Jeudi 22 septembre, les grandes lignes du projet de loi de financement de la sécurité sociale pour 2012 ont été dévoilées par Xavier Bertrand. Le débat qui va s'ouvrir intervient dans un contexte particulièrement difficile, alors que la semaine dernière, nous apprenions que le déficit de la sécurité sociale avait atteint un niveau jusqu'ici inégalé : 30 milliards. Nul doute que ce projet fera la part belle à la priorité que constitue la maîtrise des dépenses de santé.
La dégradation de l'état de notre système de santé au cours des dernières années appelle des mesures allant bien au-delà de la gestion pure et simple des déficits. Mais si l'on ne parle que de questions financières, le bilan de dix ans de gestion de la sécurité sociale par la droite est bien triste : l'équivalent du budget d'une année entière aura été consacré seulement au remboursement des intérêts de la dette ! La Cour des Comptes a rappelé que la Caisse d'Amortissement de la Dette Sociale ne pouvait pas absorber plus de 11 milliards de déficit social par an. Nous sommes actuellement au-delà de ce seuil et les déficits alimentent donc une dette qui s'élevait en 2010 à plus de 130 milliards. En laissant la situation se dégrader lentement, le gouvernement fait avant tout le jeu des organismes privés, au détriment des plus démunis qui peinent déjà souvent à trouver le moyen de se faire soigner.
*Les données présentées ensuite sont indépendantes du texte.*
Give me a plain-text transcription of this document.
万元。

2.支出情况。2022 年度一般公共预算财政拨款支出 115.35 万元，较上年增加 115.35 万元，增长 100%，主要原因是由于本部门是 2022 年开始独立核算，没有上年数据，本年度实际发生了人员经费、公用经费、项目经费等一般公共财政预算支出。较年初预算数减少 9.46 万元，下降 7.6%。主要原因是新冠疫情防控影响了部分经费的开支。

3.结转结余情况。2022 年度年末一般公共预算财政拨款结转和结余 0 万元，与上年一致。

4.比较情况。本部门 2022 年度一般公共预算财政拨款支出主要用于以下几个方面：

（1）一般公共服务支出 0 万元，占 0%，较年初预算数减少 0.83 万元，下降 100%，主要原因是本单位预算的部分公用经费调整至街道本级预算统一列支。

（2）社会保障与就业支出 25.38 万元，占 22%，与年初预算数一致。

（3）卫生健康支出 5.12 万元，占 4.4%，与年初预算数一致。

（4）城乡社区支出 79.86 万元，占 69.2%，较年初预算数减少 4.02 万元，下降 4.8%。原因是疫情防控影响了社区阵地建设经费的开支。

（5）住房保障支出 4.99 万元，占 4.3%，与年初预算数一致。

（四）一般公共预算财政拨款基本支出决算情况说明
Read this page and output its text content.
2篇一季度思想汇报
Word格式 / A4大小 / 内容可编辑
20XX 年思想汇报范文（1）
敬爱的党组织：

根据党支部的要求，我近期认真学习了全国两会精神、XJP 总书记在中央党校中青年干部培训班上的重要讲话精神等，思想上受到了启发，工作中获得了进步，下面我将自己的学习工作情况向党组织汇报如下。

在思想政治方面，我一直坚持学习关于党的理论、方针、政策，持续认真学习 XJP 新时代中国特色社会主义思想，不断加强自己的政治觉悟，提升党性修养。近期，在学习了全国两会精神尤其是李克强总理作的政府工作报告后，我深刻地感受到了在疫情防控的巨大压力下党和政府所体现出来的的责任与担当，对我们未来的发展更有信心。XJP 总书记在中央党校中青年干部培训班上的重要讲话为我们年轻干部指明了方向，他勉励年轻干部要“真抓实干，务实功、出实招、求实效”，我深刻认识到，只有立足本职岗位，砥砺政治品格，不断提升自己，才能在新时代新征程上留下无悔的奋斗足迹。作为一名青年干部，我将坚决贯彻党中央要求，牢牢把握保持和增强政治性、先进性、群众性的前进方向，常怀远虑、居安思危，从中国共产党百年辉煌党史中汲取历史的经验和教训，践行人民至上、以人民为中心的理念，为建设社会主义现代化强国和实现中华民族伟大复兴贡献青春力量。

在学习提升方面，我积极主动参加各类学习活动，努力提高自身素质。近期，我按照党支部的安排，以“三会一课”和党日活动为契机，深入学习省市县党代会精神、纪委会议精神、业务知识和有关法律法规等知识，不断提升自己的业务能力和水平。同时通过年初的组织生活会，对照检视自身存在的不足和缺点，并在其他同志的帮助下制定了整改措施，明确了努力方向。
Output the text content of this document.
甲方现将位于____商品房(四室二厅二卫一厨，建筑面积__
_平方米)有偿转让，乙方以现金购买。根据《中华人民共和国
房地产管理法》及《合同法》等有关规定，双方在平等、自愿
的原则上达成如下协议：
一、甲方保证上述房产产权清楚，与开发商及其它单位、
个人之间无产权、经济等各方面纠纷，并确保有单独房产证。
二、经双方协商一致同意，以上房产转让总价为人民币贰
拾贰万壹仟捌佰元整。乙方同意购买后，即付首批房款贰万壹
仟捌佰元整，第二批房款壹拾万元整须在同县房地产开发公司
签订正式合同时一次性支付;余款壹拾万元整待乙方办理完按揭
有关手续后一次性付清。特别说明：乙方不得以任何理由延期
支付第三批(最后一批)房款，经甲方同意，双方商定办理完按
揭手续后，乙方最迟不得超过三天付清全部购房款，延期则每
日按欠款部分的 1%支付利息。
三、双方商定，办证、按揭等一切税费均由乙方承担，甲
Des mesures visant à baisser le prix des produits de santé, des initiatives visant à baisser le taux de remboursement des produits à service médical rendu insuffisant, ou à taxer davantage le chiffre d'affaire des laboratoires pharmaceutiques, ne permettraient qu'une réduction temporaire des déficits de l'assurance maladie. Avec son plan de financement de la sécurité sociale, le gouvernement ne s'attaque pas aux tendances de fond qui expliquent l'augmentation continue de nos dépenses de santé, et ne parviendra pas non plus à résoudre les multiples problèmes qui rongent notre système de santé depuis plusieurs années. Pire : la réduction de l'ONDAM (Objectif national des dépenses d'assurance-maladie), ou la limitation des déficits hospitaliers, risqueraient de contribuer à la dégradation de notre système de soins, car ces mesures gestionnaires s'appliquent de manière aveugle, sans tenir compte des situations dramatiques que certains établissements, certains assurés, et certains territoires connaissent aujourd'hui.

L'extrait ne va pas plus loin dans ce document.